1 Ekim 2013 Salı

Babil Kitaplığı'ndan Kum Kitabı'na

Borges “Kum Kitabı” adlı öyküsünde kendisini andıran, Arjantin Ulusal Kütüphanesi’nden emekli bir adamın başına gelenleri anlatır. Kapısını çalan gizemli bir kitap satıcısı ona kum kitabını uzatır.

“Çantasını açıp, kitabı masanın üzerine koydu. Birçok elden geçtiğine kuşku yoktu. İncelerken, alışılmamış ağırlığı beni şaşırttı. Rastgele açtım. Tanımadığım bir el yazısıydı. Sayfalar oldukça yıpranmıştı, İncil'de olduğu gibi iki sütun olarak basılmıştı. Metinler sıkışıktı ve bentler halinde düzenlenmişti. Sayfaların üst köşelerinde Arap sayıları yer alıyordu. Asıl ilgimi çeken, örneğin çift sayfalardan birinin 40514 numarasını, karşısındaki tek sayfanın ise 999 numarasını taşıması oldu. O sayfayı çevirdim; arkasındaki sekiz haneli bir sayıydı. Sözlüklerde olduğu gibi bir resimle süslüydü; bir çocuk elinden çıkmış gibi, mürekkep kalemiyle beceriksizce dizilmiş bir çapa resmi vardı. 
İşte o zaman yabancı bana: 
"İyi bakın, bir daha asla göremeyeceksiniz," dedi. 
Tam o sayfayı işaretleyip kitabı kapattım. Hemen yeniden açtım ve boşuna çapa resmini aradım sayfa sayfa.
Bir sır vermek istermişçesine sesini alçaltıp: 
"Bu cildi," dedi, “ovaların ortasındaki bir kasabada bir avuç rupi ve bir İncil karşılığında satın aldım. Sahibi en alt kasttan biriydi, okuma yazması yoktu. Kitabın adının Kum Kitabı olduğunu söyledi, çünkü bu kitabın da, kumun da, ne başı var ne sonu.” 
Benden ilk sayfayı aramamı istedi. 
Kendimi boş yere zorluyordum: Kapakla başparmağım arasında her zaman birkaç yaprak kalıyordu.
"Şimdi sonuncuyu arayın."
Denemelerim başarısızlığa uğradı. Artık kendi sesim olmayan bir sesle, dilim dolaşarak: 
"Bu olanaksız," diyebildim. 
"Olanaksız, ama gerçek. Bu kitabın sayfalarının sayısı tam olarak sonsuz. Hiçbiri ilk değil, hiçbiri sonuncu değil.

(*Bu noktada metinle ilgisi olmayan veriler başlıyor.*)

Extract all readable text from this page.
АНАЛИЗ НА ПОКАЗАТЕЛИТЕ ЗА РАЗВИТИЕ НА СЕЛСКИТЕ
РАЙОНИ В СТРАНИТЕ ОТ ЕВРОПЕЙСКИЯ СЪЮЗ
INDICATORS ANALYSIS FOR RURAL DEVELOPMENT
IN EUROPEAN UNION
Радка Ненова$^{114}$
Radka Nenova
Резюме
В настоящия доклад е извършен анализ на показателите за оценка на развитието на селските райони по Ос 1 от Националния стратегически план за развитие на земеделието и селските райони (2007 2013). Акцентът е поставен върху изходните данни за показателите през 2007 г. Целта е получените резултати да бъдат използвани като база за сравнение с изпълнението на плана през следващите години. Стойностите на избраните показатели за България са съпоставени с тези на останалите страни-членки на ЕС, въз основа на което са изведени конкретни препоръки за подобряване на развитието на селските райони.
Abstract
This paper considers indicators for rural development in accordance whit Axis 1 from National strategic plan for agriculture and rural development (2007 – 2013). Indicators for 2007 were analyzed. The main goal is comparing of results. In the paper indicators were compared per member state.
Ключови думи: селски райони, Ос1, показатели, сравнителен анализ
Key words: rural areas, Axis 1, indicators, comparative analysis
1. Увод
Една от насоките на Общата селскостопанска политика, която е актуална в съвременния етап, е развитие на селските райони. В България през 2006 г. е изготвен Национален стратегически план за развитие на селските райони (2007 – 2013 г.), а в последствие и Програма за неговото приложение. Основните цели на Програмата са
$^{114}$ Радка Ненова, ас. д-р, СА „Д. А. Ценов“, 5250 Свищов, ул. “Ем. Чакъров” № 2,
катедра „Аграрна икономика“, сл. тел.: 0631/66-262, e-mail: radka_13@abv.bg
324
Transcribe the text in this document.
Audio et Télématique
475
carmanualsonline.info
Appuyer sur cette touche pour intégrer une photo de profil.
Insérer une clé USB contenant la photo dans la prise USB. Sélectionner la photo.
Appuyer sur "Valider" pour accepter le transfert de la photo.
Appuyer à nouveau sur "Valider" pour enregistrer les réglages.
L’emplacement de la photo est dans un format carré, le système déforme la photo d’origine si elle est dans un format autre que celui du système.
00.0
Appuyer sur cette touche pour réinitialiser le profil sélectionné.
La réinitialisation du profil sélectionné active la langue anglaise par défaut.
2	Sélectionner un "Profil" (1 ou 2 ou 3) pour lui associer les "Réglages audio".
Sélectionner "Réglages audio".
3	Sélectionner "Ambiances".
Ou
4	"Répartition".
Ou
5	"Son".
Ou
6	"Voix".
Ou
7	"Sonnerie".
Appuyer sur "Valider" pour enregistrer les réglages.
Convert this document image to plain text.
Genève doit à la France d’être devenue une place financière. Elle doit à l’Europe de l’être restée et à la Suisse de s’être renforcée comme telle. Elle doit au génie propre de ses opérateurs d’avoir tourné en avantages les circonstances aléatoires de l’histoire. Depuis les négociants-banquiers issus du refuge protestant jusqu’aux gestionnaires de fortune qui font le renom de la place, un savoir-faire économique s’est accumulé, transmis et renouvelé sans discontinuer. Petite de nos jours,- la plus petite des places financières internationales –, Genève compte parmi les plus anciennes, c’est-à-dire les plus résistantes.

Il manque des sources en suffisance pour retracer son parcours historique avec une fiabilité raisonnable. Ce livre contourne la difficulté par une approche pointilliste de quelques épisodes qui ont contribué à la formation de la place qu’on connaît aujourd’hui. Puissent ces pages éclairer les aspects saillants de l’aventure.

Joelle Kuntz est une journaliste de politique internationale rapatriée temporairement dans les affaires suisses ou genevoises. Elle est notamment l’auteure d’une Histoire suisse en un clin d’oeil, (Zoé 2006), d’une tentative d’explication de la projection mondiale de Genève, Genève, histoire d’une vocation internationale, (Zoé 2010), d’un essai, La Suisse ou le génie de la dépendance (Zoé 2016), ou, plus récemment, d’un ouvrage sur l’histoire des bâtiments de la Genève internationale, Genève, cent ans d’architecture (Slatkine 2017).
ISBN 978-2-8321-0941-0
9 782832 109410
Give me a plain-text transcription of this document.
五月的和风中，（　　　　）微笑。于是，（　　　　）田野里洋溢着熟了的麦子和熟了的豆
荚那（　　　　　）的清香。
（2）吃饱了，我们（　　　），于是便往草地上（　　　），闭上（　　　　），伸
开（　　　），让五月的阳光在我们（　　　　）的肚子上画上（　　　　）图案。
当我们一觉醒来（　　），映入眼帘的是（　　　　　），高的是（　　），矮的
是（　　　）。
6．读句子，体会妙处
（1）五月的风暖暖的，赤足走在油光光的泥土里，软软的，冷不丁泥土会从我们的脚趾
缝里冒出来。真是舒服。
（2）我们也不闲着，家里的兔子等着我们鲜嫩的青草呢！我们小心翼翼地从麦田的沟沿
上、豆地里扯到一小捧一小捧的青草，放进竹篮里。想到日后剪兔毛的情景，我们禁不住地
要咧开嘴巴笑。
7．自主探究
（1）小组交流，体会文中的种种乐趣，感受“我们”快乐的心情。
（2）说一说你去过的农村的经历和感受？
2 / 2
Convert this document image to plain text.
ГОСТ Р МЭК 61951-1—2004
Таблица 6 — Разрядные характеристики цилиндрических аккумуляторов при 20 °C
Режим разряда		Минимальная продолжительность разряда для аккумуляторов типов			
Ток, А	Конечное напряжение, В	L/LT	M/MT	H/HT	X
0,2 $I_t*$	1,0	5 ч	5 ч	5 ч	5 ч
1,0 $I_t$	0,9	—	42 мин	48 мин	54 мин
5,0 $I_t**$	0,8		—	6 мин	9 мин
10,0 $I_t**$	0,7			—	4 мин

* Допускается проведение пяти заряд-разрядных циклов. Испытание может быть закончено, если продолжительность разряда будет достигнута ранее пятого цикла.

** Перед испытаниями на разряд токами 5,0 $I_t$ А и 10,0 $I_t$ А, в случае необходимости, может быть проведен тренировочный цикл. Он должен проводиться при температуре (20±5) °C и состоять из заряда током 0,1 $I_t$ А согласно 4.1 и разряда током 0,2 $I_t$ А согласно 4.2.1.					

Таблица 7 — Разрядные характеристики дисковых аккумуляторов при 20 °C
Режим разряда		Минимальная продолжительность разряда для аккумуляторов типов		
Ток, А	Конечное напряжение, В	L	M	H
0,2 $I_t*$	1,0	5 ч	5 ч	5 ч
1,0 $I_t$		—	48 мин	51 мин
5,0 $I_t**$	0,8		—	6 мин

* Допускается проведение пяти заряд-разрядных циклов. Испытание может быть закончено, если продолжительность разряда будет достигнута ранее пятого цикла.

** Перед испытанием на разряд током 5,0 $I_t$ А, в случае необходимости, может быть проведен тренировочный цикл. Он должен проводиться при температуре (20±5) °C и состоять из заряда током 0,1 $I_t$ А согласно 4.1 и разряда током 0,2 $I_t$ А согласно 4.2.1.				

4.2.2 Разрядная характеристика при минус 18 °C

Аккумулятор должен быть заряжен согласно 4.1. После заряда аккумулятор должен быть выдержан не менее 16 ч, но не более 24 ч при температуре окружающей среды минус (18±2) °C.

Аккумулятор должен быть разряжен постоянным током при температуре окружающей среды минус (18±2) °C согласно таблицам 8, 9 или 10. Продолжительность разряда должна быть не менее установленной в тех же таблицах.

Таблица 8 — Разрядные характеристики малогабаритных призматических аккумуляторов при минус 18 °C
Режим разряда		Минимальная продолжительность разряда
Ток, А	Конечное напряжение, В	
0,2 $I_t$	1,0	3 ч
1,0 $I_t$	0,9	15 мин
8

Kitap kendisine kalır ancak aylarca inziva çekilip kitapla baş başa kaldıktan sonra kitaptan kurtulmayı başarır.

Jorge Luis Borges, öyküde adı geçen kitaba daha sonra başka bir kısa öyküsünde, “Babil Kitaplığı”nın bir paragrafında yer verir. Devasa kütüphanelere gerek olmadığını, kitaplardaki tüm bilgileri içeren sonsuz sayıda sayfadan oluşan bir kitaba sahip olmanın hayalini kurar.

İlk okuduğum zaman, yani doksanlı yılların başında bana doğal olarak fantazi gibi gelmiş bulunan bu iki öykü günümüzde artık birden fazla biçimde gerçekliğe kavuştu. Başı sonu okuyana göre değişen kitaplar ya da bir kutudan çıkan oyuncak formlarını uygulayarak bunu deneyenler oldu. Bilginin elektronik ortama aktarılmasının kaçınılmaz sonucu olarak evlerde kitap yığınları biriktirmeksizin okuma keyfi yaşamanın yolları çeşitlendirildi. Bilgisayarların okumalar için pratik hale getirilmesi ile belki de bir ömür boyu uğraşsanız içindekileri okuyup, bitirmeyi başaramayacağınız, parmağınızın bir kaç dokunuşu ile istediğiniz kitaba geçebileceğiniz elektronik kitap kullananların sayısı hızla artar oldu. Yeni bir kitap aldığı zaman sayfaları burnuna yaklaştırıp kokusunu içine çekmeyi seven kitap severler için soğuk ve itici gelse de, daha ilk denemelerinde eski okuma alışkanlıklarını geride bırakanların sayısı hayli fazla.